Here is an example of run I did today on HalfCheetah-v4:
[ 0 steps] [training time (ms) += 0 ] [ep reward: -345.233 ]
[ 5000 steps] [training time (ms) += 5324 ] [ep reward: -294.460 ]
[ 10000 steps] [training time (ms) += 4092 ] [ep reward: -373.125 ]
[ 15000 steps] [training time (ms) += 40518 ] [ep reward: -48.540 ]
[ 20000 steps] [training time (ms) += 25724 ] [ep reward: 1844.875 ]
[ 25000 steps] [training time (ms) += 25391 ] [ep reward: 2075.772 ]
[ 30000 steps] [training time (ms) += 26777 ] [ep reward: 3475.885 ]
[ 35000 steps] [training time (ms) += 28484 ] [ep reward: 3386.266 ]
[ 40000 steps] [training time (ms) += 26404 ] [ep reward: 1223.198 ]
[ 45000 steps] [training time (ms) += 25733 ] [ep reward: 2478.572 ]
[ 50000 steps] [training time (ms) += 25467 ] [ep reward: 1755.038 ]
[ 55000 steps] [training time (ms) += 25508 ] [ep reward: 3465.681 ]
[ 60000 steps] [training time (ms) += 25220 ] [ep reward: 3445.830 ]
[ 65000 steps] [training time (ms) += 25258 ] [ep reward: 3554.391 ]
[ 70000 steps] [training time (ms) += 25641 ] [ep reward: 3545.330 ]
[ 75000 steps] [training time (ms) += 25769 ] [ep reward: 3914.521 ]
[ 80000 steps] [training time (ms) += 25483 ] [ep reward: 3647.373 ]
[ 85000 steps] [training time (ms) += 25428 ] [ep reward: 3819.018 ]
...
[ 280000 steps] [training time (ms) += 30184 ] [ep reward: 3863.470 ]
[ 285000 steps] [training time (ms) += 39707 ] [ep reward: 3794.748 ]
[ 290000 steps] [training time (ms) += 38752 ] [ep reward: 3495.448 ]
[ 295000 steps] [training time (ms) += 25772 ] [ep reward: 4094.522 ]
...
[ 605000 steps] [training time (ms) += 25124 ] [ep reward: 4213.886 ]
[ 610000 steps] [training time (ms) += 25106 ] [ep reward: 4163.989 ]
[ 615000 steps] [training time (ms) += 25136 ] [ep reward: 4243.774 ]
[ 620000 steps] [training time (ms) += 25121 ] [ep reward: 4112.370 ]
[ 625000 steps] [training time (ms) += 25096 ] [ep reward: 4061.563 ]
...
[ 710000 steps] [training time (ms) += 25072 ] [ep reward: 4194.871 ]
[ 715000 steps] [training time (ms) += 25058 ] [ep reward: 4050.767 ]
[ 720000 steps] [training time (ms) += 25031 ] [ep reward: 4099.980 ]

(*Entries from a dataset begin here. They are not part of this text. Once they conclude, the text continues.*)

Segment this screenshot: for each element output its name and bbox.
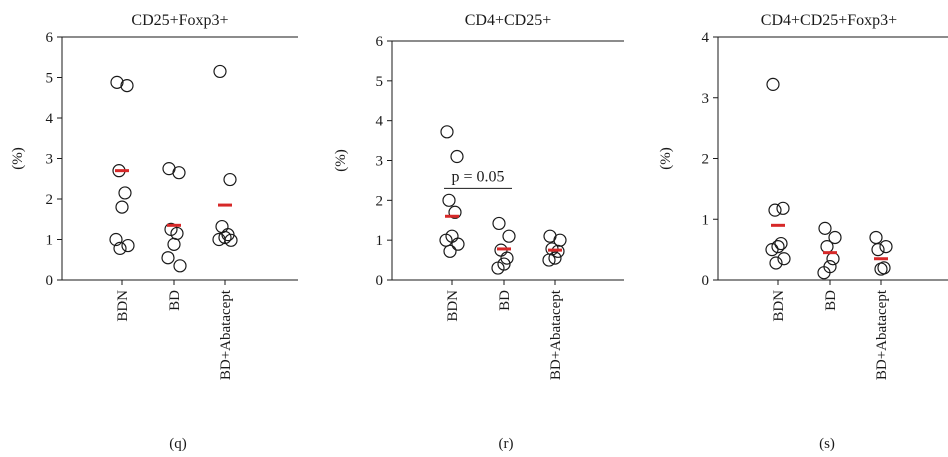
data-point [218, 230, 232, 245]
data-point [120, 78, 134, 93]
data-point [167, 237, 181, 251]
y-tick-label: 4 [46, 111, 54, 127]
data-point [451, 237, 465, 251]
data-point [774, 236, 788, 251]
data-point [769, 256, 783, 270]
data-point [115, 200, 129, 214]
y-tick-label: 0 [46, 273, 54, 289]
panel-r: CD4+CD25+ 0 1 2 3 4 5 6 (%) BDN BD BD+Abatacept p = … [333, 12, 624, 452]
data-point [826, 252, 840, 266]
data-point [450, 149, 464, 164]
data-point [118, 186, 132, 200]
data-point [121, 238, 135, 253]
data-point [869, 230, 883, 245]
data-point [440, 125, 454, 139]
chart-title: CD4+CD25+Foxp3+ [761, 12, 897, 29]
data-point [172, 166, 186, 180]
data-point [223, 172, 237, 187]
data-point [109, 232, 123, 247]
data-point [766, 77, 780, 91]
x-tick-label: BDN [115, 290, 131, 322]
y-tick-label: 3 [46, 152, 54, 168]
y-tick-label: 3 [376, 154, 384, 170]
y-axis-label: (%) [658, 147, 674, 170]
significance-label: p = 0.05 [451, 168, 504, 185]
y-tick-label: 0 [702, 273, 710, 289]
chart-title: CD4+CD25+ [465, 12, 552, 29]
data-point [828, 230, 842, 245]
data-point [820, 239, 834, 254]
x-tick-label: BD+Abatacept [218, 289, 234, 380]
panel-label: (q) [169, 436, 187, 452]
panel-label: (s) [819, 436, 835, 452]
data-point [502, 229, 516, 243]
data-point [442, 193, 456, 207]
y-tick-label: 3 [702, 91, 710, 107]
chart-title: CD25+Foxp3+ [131, 12, 228, 29]
data-point [213, 64, 227, 79]
data-point [818, 221, 832, 235]
y-axis-label: (%) [10, 147, 26, 170]
x-tick-label: BDN [445, 290, 461, 322]
data-point [448, 205, 462, 219]
x-tick-label: BD [497, 290, 513, 311]
y-tick-label: 2 [702, 152, 710, 168]
data-point [871, 243, 885, 257]
y-tick-label: 1 [376, 233, 384, 249]
data-point [173, 259, 187, 273]
y-tick-label: 6 [46, 30, 54, 46]
data-point [110, 75, 124, 89]
data-point [161, 251, 175, 265]
panel-s: CD4+CD25+Foxp3+ 0 1 2 3 4 (%) BDN BD BD+Abatacept… [658, 12, 948, 452]
data-point [768, 203, 782, 217]
data-point [776, 201, 790, 215]
y-tick-label: 0 [376, 273, 384, 289]
data-point [491, 261, 505, 275]
x-tick-label: BD+Abatacept [874, 289, 890, 380]
y-tick-label: 4 [376, 114, 384, 130]
data-point [817, 266, 831, 280]
data-point [777, 252, 791, 266]
y-tick-label: 1 [46, 233, 54, 249]
data-point [771, 239, 785, 254]
y-tick-label: 6 [376, 34, 384, 50]
data-point [874, 262, 888, 276]
data-point [500, 251, 514, 265]
x-tick-label: BD+Abatacept [548, 289, 564, 380]
x-tick-label: BDN [771, 290, 787, 322]
y-axis-label: (%) [333, 149, 349, 172]
y-tick-label: 5 [376, 74, 384, 90]
data-point [765, 243, 779, 257]
data-point [492, 216, 506, 231]
y-tick-label: 5 [46, 71, 54, 87]
panel-q: CD25+Foxp3+ 0 1 2 3 4 5 6 (%) BDN BD BD+Abatacept (q… [10, 12, 298, 452]
data-point [113, 241, 127, 256]
data-point [879, 239, 893, 254]
y-tick-label: 2 [46, 192, 54, 208]
data-point [548, 251, 562, 265]
y-tick-label: 2 [376, 193, 384, 209]
data-point [224, 233, 238, 247]
data-point [542, 253, 556, 267]
y-tick-label: 1 [702, 212, 710, 228]
data-point [215, 219, 229, 234]
x-tick-label: BD [167, 290, 183, 311]
y-tick-label: 4 [702, 30, 710, 46]
panel-label: (r) [499, 436, 514, 452]
x-tick-label: BD [823, 290, 839, 311]
data-point [443, 244, 457, 258]
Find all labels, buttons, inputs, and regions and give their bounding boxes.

[ 725000 steps] [training time (ms) += 25077 ] [ep reward: 3991.280 ]
[ 730000 steps] [training time (ms) += 25092 ] [ep reward: 3816.944 ]
[ 735000 steps] [training time (ms) += 25085 ] [ep reward: 4006.426 ]
In the original paper, on HalfCheetah (not v4 but that shouldn't make a big difference), the reward goes above 6000 after ~600k steps, so it should not be stuck at around 4000 like in my case. My implementation does not exactly match the one presented in the paper, so maybe I'll have to remove some of the differences. I'd like results to be at least as good as the original ones.
I also need to write some documentation about setters...
Thanks, it works! I also want to reimplement SDQN but can’t achieve its performance. That’s why I searched for it on Github but there is only little code about SDQN :(
Anyway, thanks again and I will close this issue.